Về de Mai : Se raconter pour réparer nos lignées

Crédit photo : Mai

I19.12.22 I THU-AN DUONG

Un départ sans retour. C’est ce que les grands-parents de Mai ont vécu quand ils ont quitté leur pays d’origine, le Vietnam, pour s’installer en France. Ce que le départ laisse comme blessures chez nos parents et grands-parents vit en nous, enfants d’immigré·es, comme des silences et des manquements qu’on cherche à combler. Deux générations plus tard, Mai brise ce silence avec son livre illustré “Về”, en se livrant sur son histoire familiale et la découverte de ses racines.

Le retour qui déclenche “Về”

Về de Mai

Crédit photo : Mai

“Về” signifie rentrer en vietnamien et c’est bien un retour au pays qui déclenche toute la création et la réflexion derrière son projet graphique. Mai rentre pour la deuxième fois au Vietnam en 2022 avec pour but de dessiner et découvrir. Graphiste de profession, elle ressent le besoin de s’inspirer et de débloquer la panne créative qu’elle traverse depuis quelques années déjà. “Là-bas, je me suis débloquée, parfois je dessinais pendant 6 heures d’affilée. Tout s’est fait super naturellement, comme si toute cette création sortait directement de mon âme, à l’état brut”.

L’aisance et l’inspiration qu’elle ressent, elle ne l’a pas toujours ressenti. Elle entreprend un premier retour en 2019 qui la marque et la questionne, mais qui la fait douter aussi de sa place et de sa légitimité “la première fois que j’y suis allée, j’étais pas encore alignée.

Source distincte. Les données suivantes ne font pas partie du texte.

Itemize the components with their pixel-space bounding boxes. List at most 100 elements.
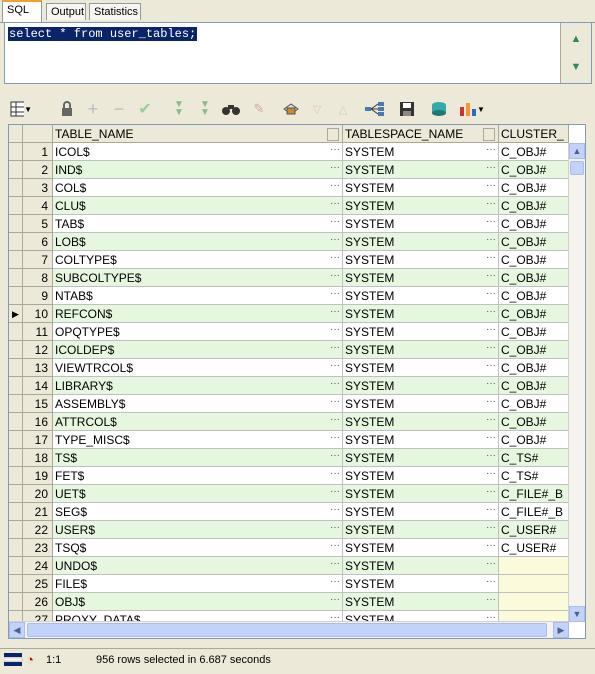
cluster-name-cell[interactable]: C_OBJ# [499,197,569,215]
row-indicator[interactable] [9,413,23,431]
row-number[interactable]: 8 [23,269,53,287]
cell-ellipsis-button[interactable]: ··· [486,179,496,193]
cell-ellipsis-button[interactable]: ··· [330,485,340,499]
table-name-cell[interactable]: TSQ$ ··· [53,539,343,557]
row-indicator[interactable] [9,467,23,485]
tablespace-name-cell[interactable]: SYSTEM ··· [343,377,499,395]
cluster-name-cell[interactable] [499,575,569,593]
tablespace-name-cell[interactable]: SYSTEM ··· [343,323,499,341]
row-number[interactable]: 23 [23,539,53,557]
table-name-cell[interactable]: COL$ ··· [53,179,343,197]
tablespace-name-cell[interactable]: SYSTEM ··· [343,341,499,359]
table-name-cell[interactable]: OPQTYPE$ ··· [53,323,343,341]
cell-ellipsis-button[interactable]: ··· [486,143,496,157]
tablespace-name-cell[interactable]: SYSTEM ··· [343,521,499,539]
tab-output[interactable]: Output [46,3,86,20]
table-name-cell[interactable]: UNDO$ ··· [53,557,343,575]
table-row[interactable]: 20 UET$ ··· SYSTEM ··· C_FILE#_B [9,485,569,503]
row-indicator[interactable] [9,593,23,611]
table-name-cell[interactable]: ICOLDEP$ ··· [53,341,343,359]
cell-ellipsis-button[interactable]: ··· [486,431,496,445]
table-name-cell[interactable]: REFCON$ ··· [53,305,343,323]
cell-ellipsis-button[interactable]: ··· [330,269,340,283]
row-number[interactable]: 10 [23,305,53,323]
row-indicator[interactable] [9,521,23,539]
cluster-name-cell[interactable]: C_OBJ# [499,161,569,179]
row-indicator[interactable] [9,323,23,341]
table-row[interactable]: ▶ 10 REFCON$ ··· SYSTEM ··· C_OBJ# [9,305,569,323]
table-row[interactable]: 6 LOB$ ··· SYSTEM ··· C_OBJ# [9,233,569,251]
cell-ellipsis-button[interactable]: ··· [330,287,340,301]
row-number[interactable]: 9 [23,287,53,305]
cluster-name-cell[interactable]: C_OBJ# [499,395,569,413]
cluster-name-cell[interactable]: C_OBJ# [499,305,569,323]
table-name-cell[interactable]: FET$ ··· [53,467,343,485]
tablespace-name-cell[interactable]: SYSTEM ··· [343,449,499,467]
cell-ellipsis-button[interactable]: ··· [330,215,340,229]
scroll-up-icon[interactable]: ▲ [569,143,585,159]
save-icon[interactable] [396,98,418,120]
row-number[interactable]: 12 [23,341,53,359]
cell-ellipsis-button[interactable]: ··· [330,305,340,319]
table-row[interactable]: 14 LIBRARY$ ··· SYSTEM ··· C_OBJ# [9,377,569,395]
table-name-cell[interactable]: TYPE_MISC$ ··· [53,431,343,449]
cluster-name-cell[interactable]: C_OBJ# [499,287,569,305]
table-name-cell[interactable]: IND$ ··· [53,161,343,179]
table-name-cell[interactable]: TAB$ ··· [53,215,343,233]
cell-ellipsis-button[interactable]: ··· [486,503,496,517]
cluster-name-cell[interactable]: C_USER# [499,539,569,557]
table-name-cell[interactable]: LIBRARY$ ··· [53,377,343,395]
table-row[interactable]: 26 OBJ$ ··· SYSTEM ··· [9,593,569,611]
delete-record-icon[interactable]: − [108,98,130,120]
query-by-example-icon[interactable] [280,98,302,120]
cell-ellipsis-button[interactable]: ··· [486,539,496,553]
tablespace-name-cell[interactable]: SYSTEM ··· [343,233,499,251]
previous-statement-icon[interactable]: ▲ [570,33,582,45]
tablespace-name-cell[interactable]: SYSTEM ··· [343,215,499,233]
row-number[interactable]: 22 [23,521,53,539]
row-indicator[interactable] [9,161,23,179]
cell-ellipsis-button[interactable]: ··· [486,449,496,463]
table-row[interactable]: 19 FET$ ··· SYSTEM ··· C_TS# [9,467,569,485]
scroll-right-icon[interactable]: ▶ [553,622,569,638]
vertical-scroll-thumb[interactable] [570,161,584,175]
cluster-name-cell[interactable]: C_TS# [499,467,569,485]
cell-ellipsis-button[interactable]: ··· [486,305,496,319]
cell-ellipsis-button[interactable]: ··· [486,557,496,571]
cell-ellipsis-button[interactable]: ··· [330,359,340,373]
cell-ellipsis-button[interactable]: ··· [486,377,496,391]
row-number[interactable]: 3 [23,179,53,197]
row-number[interactable]: 1 [23,143,53,161]
cluster-name-cell[interactable]: C_OBJ# [499,431,569,449]
table-name-cell[interactable]: USER$ ··· [53,521,343,539]
tablespace-name-cell[interactable]: SYSTEM ··· [343,575,499,593]
cluster-name-cell[interactable]: C_OBJ# [499,179,569,197]
table-row[interactable]: 13 VIEWTRCOL$ ··· SYSTEM ··· C_OBJ# [9,359,569,377]
cluster-name-cell[interactable]: C_TS# [499,449,569,467]
cell-ellipsis-button[interactable]: ··· [330,233,340,247]
cell-ellipsis-button[interactable]: ··· [486,215,496,229]
table-name-cell[interactable]: COLTYPE$ ··· [53,251,343,269]
cluster-name-cell[interactable]: C_OBJ# [499,377,569,395]
cell-ellipsis-button[interactable]: ··· [330,521,340,535]
row-number[interactable]: 16 [23,413,53,431]
row-number[interactable]: 15 [23,395,53,413]
table-name-cell[interactable]: SUBCOLTYPE$ ··· [53,269,343,287]
tablespace-name-cell[interactable]: SYSTEM ··· [343,251,499,269]
table-row[interactable]: 2 IND$ ··· SYSTEM ··· C_OBJ# [9,161,569,179]
tablespace-name-cell[interactable]: SYSTEM ··· [343,485,499,503]
row-number[interactable]: 2 [23,161,53,179]
tablespace-name-cell[interactable]: SYSTEM ··· [343,431,499,449]
table-name-cell[interactable]: CLU$ ··· [53,197,343,215]
row-number[interactable]: 14 [23,377,53,395]
cell-ellipsis-button[interactable]: ··· [330,143,340,157]
cluster-name-cell[interactable]: C_OBJ# [499,251,569,269]
row-number[interactable]: 13 [23,359,53,377]
tablespace-name-cell[interactable]: SYSTEM ··· [343,143,499,161]
tablespace-name-cell[interactable]: SYSTEM ··· [343,557,499,575]
scroll-down-icon[interactable]: ▼ [569,606,585,622]
tablespace-name-cell[interactable]: SYSTEM ··· [343,161,499,179]
cell-ellipsis-button[interactable]: ··· [486,521,496,535]
cell-ellipsis-button[interactable]: ··· [486,323,496,337]
fetch-last-icon[interactable]: ▼ ▼ [194,98,216,120]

Quand j’y suis retournée en 2022, j’avais réussi à avancer dans cette introspection, et je me suis sentie enfin à ma place. Je récupère les bouts d’histoire et d’espace qui, finalement, m’appartiennent aussi”.

Les signes qui nous guident

À travers ces illustrations détaillées des rues de Hanoi, des plats traditionnels, des moments de découverte, mais aussi des portraits de famille, Mai fige ses réflexions et son histoire dans le temps, et laisse une trace pour les siens, et plus largement pour toute personne qui saura se reconnaître dans cette quête identitaire. 

Dans ces portraits, on y voit son arrière-arrière-grand-mère, ses grands-parents, son oncle et ses tantes plus jeunes. Les détails se jouent sur les vêtements, les coiffures, l’environnement dans lequel les photos sont prises, les objets qu’on voit en arrière plan, qui nous permettent de situer dans le temps et dans l’espace chaque instant. Mais les visages, quant à eux, sont dessinés sans traits, sans détails. “J’ai eu peur de réveiller les fantômes de mes ancêtres, donc par pudeur et respect, je n’ai pas dessiné leurs visages.”

Về

Crédit photo : Mai

En effet, la spiritualité et la superstition joue un rôle essentiel dans la culture vietnamienne et Mai nous parle de la connexion qu’elle ressent avec sa lignée, notamment depuis la décès de sa grand-mère maternelle, qui a été une blessure profonde pour elle et sa famille “Je suis très reliée aux membres de ma famille qui nous ont quittés. Les signes, c’est eux qui me les envoient. Dans cette quête, dans ce voyage, dans cette création, je n’ai jamais été seule. Je les laisse me guider. Je me sens comme un réceptacle de ce projet, j’ai senti que mes ancêtres parlaient avec moi, à travers moi, comme s’ils essayaient aussi de sortir de ce silence en laissant leur trace, aussi.”

Réparer nos lignées familiales

“Ce voyage au Vietnam, je le sens, c’est celui qui répare ma lignée”. 

On dit souvent qu’il suffit de réparer une personne pour réparer nos ancêtres et notre lignée. Faire la paix avec son histoire familiale a permis à Mai et à sa famille d’impulser et de dénouer certaines choses “Ma grande tante a repris l’apprentissage du vietnamien, et ça l’a motivé pour reprendre le recueil de l’histoire de notre famille. Mon oncle et mes tantes ont été très touchés aussi, et mes parents sont très fiers de moi. C’est très émouvant de voir l’impact que ça a pu avoir sur mon entourage”

Les histoires d’immigration de nos familles sont très souvent fragilisées par la transmission orale. Au cœur de Bissai se trouve la question de l’héritage et des archives de cette transmission : que restera-t-il de nos histoires quand ceux qui les détiennent ne seront plus là ? Comment conserver ces récits avant qu’il ne soit trop tard ? Mai répond à cette question : en se les ré-appropriant et en les racontant nous même. 

De ces silences qu’on brise et de ces blessures qu’on soigne, naissent nos plus belles créations. “Về” en est la preuve.